GREAT STUFF
- 1 day ago
- 3 min read

There was a time when “Stuff of the Week” meant a new tie, maybe a decent pen, and some self-improvement. Now it’s a curated survival kit for modern life: looking good, moving fast, blocking out nonsense, and occasionally lighting something expensive on fire.
Progress, I suppose.

Let’s begin at ground level, where dignity often ends and comfort begins. The HOKA Skyward Laceless Running Shoes are what happens when performance footwear finally admits we’re all a little tired. No laces, no fuss, just slip in ( no, these are not Skechers) and go. They look like something a Formula 1 pit crew would wear if they took up Pilates, but the real story is the ease. There’s a quiet luxury in not bending down to tie your shoes. Once you experience it, the fit, the hug, the ride, going back feels medieval.

From the ankles, we move to the face, because Florida sun is undefeated and vanity is undefeated-er. The La Roche-Posay Mela B3 Dark Spot Serum (yes, I know, it sounds like a pharmaceutical lawsuit) is the current weapon of choice. Dermatologists love it, which usually means it actually works. A few drops and you can pretend the last ten years of sun exposure were just a rumor. It really works…even on Italian skin! It’s not magic, but it’s close enough that you’ll start judging your past self for not discovering it sooner.

Travel, of course, is where taste gets tested. There’s something deeply satisfying about a Delta Air Lines Nonstop PBI to LAX flight. No connections, no drama, no sprinting through Atlanta like you’re being chased by bad decisions. You get on in Palm Beach (soon to be TRUMP INTERNATIONAL), you get off in Los Angeles, and somewhere in between, you drink.

Back on solid ground, we get to one of life’s more underrated pleasures: a proper lighter. The Rocky Patel Davenport Table Lighter is less a tool and more a statement. It sits there with a certain confidence, waiting for its moment. When that moment comes, it delivers with the kind of authority that makes disposable lighters feel like party favors. Even if you don’t smoke, you’ll find yourself inventing reasons to use it. Candles suddenly become very important, but cigars is what wets it’s appetite.

Which brings us, naturally, to where those cigars live. The Asprey Riviera Marquetry Humidor is not storage, it’s theater. Hand-inlaid wood, Riviera swagger, and the kind of craftsmanship that suggests richness. You don’t just open it, you present it. Guests don’t just take a cigar, they pause, admire, and briefly reconsider their own life choices. In Med Blue with a hand painted Riva skimming across the top, it turns a simple smoke into an occasion, which, frankly, is the entire point.

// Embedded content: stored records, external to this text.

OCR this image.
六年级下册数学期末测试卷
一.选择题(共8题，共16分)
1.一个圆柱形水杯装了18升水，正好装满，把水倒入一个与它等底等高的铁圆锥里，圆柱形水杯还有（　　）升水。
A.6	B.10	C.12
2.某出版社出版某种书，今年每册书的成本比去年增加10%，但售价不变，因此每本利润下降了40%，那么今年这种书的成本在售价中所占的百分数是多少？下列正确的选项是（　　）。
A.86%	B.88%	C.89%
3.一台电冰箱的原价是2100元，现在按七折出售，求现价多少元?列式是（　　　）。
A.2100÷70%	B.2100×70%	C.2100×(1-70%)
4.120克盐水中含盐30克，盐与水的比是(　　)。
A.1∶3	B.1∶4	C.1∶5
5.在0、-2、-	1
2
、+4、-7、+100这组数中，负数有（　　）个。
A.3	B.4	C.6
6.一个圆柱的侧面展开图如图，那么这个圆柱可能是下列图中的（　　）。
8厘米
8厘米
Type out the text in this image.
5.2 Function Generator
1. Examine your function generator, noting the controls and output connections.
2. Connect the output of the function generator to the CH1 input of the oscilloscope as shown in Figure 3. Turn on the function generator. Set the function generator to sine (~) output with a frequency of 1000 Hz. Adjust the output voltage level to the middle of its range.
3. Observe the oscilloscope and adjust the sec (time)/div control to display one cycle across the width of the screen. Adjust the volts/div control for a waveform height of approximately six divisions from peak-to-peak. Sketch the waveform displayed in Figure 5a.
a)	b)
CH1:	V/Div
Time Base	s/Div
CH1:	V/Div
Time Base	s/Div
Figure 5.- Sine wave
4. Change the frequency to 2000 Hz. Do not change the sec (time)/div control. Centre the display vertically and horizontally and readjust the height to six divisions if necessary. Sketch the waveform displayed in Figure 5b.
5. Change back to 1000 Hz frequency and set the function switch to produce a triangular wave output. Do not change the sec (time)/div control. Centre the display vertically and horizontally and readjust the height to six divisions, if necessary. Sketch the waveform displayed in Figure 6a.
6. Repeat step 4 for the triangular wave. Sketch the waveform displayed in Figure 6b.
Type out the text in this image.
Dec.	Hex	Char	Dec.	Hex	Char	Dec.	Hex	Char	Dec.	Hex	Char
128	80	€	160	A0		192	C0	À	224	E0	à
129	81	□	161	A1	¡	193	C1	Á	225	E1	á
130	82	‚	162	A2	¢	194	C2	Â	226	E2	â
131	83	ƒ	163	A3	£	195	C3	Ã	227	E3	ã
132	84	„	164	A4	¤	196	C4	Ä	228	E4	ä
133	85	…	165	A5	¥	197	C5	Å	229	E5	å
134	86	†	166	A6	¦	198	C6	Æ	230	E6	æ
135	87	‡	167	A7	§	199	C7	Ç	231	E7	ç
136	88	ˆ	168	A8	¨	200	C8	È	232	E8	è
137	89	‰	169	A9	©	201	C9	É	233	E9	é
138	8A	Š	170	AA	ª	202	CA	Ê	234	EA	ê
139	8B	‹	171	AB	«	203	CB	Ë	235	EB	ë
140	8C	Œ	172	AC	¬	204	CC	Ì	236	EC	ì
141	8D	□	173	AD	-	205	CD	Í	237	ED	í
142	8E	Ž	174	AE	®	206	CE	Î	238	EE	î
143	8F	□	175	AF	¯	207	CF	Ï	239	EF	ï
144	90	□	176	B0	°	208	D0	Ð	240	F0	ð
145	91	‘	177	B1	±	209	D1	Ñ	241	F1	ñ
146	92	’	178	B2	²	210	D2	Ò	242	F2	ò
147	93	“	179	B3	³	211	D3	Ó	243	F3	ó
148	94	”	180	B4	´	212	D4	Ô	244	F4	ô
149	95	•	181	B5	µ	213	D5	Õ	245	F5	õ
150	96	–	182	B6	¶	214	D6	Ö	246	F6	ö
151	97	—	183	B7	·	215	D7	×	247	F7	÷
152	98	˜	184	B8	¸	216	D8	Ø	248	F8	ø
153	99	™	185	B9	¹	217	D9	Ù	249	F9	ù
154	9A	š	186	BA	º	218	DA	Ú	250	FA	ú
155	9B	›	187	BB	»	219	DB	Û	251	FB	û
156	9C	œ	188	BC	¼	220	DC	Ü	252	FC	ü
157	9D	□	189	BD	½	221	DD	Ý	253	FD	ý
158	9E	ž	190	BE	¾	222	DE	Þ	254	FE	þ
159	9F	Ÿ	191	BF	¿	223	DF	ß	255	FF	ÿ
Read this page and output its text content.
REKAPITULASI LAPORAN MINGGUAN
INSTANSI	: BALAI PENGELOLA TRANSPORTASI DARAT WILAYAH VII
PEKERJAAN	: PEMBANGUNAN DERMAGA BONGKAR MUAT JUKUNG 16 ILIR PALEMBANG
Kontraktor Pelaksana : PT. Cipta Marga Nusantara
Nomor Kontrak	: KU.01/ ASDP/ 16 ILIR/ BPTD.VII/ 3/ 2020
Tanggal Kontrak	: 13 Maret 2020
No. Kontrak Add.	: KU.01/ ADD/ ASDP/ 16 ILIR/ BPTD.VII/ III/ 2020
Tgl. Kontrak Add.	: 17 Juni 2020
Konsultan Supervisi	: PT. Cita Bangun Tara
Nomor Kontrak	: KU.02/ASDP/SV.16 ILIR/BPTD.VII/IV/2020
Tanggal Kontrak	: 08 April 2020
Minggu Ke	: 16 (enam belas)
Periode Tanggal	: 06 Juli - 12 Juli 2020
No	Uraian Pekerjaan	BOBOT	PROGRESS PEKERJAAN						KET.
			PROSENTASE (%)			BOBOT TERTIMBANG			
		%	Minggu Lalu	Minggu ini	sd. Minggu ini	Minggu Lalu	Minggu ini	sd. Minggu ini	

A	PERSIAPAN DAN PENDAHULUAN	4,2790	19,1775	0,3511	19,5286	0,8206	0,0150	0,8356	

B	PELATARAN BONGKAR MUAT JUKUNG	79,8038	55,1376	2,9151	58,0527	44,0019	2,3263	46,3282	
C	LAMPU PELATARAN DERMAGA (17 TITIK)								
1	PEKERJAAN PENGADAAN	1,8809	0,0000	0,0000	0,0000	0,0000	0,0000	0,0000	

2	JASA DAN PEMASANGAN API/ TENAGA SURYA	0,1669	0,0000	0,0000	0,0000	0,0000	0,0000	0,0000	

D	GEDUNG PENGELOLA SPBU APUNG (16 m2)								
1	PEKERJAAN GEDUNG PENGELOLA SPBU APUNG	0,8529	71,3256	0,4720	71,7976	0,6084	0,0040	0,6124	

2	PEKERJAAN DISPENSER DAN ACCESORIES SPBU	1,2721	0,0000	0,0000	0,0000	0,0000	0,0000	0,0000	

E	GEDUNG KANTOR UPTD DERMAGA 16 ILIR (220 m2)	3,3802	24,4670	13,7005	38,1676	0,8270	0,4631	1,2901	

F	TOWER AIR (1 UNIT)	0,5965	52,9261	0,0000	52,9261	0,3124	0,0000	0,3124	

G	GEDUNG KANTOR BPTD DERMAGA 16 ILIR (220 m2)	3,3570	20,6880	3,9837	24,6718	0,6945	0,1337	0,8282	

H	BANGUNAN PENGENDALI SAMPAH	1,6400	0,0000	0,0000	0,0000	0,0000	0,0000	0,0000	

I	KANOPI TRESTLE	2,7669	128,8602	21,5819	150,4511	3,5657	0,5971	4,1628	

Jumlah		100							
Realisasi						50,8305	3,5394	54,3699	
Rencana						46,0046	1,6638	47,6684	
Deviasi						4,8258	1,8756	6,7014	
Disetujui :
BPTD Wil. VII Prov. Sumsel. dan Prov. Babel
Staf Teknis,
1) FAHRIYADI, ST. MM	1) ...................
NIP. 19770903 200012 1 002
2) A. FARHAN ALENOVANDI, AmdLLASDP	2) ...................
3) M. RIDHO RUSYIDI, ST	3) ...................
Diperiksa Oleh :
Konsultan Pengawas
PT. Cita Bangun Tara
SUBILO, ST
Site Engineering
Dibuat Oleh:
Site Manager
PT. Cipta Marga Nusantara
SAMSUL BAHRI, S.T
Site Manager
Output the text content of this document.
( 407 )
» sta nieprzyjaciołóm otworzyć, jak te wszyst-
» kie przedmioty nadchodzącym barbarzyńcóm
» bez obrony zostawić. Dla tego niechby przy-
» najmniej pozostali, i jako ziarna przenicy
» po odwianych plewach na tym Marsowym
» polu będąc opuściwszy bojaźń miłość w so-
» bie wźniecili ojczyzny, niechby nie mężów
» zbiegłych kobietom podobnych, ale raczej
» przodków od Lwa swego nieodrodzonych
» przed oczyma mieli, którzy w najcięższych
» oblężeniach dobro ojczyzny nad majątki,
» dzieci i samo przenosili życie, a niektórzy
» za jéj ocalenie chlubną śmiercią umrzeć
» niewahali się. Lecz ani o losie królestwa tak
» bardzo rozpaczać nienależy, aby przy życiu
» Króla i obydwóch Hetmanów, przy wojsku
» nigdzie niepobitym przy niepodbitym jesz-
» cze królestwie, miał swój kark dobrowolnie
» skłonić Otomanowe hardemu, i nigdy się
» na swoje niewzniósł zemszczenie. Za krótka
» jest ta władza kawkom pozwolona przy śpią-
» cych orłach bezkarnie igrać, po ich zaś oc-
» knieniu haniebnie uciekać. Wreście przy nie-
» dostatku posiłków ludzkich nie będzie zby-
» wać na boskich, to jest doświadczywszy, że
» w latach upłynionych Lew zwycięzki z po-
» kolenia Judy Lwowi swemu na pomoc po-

Now, because the world refuses to be quiet, we arrive at salvation in a small, purple package. The Bose QuietComfort Earbuds II are less about music and more about selective hearing. Slip them in, and the chaos fades. Airplane noise, background chatter, that one person on speakerphone in a restaurant who thinks they’re hosting a podcast, it all disappears. The new purple case and bud option doesn’t hurt either. It’s just bold enough to say you have taste, but not so loud that you’re trying too hard.

Finally, the wrist. Always the wrist. The Timex Marlin Chronograph is a reminder that not everything needs to cost the price of a small car to feel good. It’s classic, slightly nostalgic, and refreshingly unpretentious. Watches can become overhyped timepieces, but this one just tells the time and looks good doing it. There’s a certain confidence in that restraint knowing your 5 Rolex’s are safely home just waiting for your wrist. When others crook their neck to see it, shock them and allow them to try it on.
So that’s the lineup. Shoes that don’t ask for effort, serum that fights the past, flights that respect your time, a lighter that demands respect, a humidor that steals the show, earbuds that erase reality, and a watch that keeps things grounded. It’s not just stuff. It’s a strategy.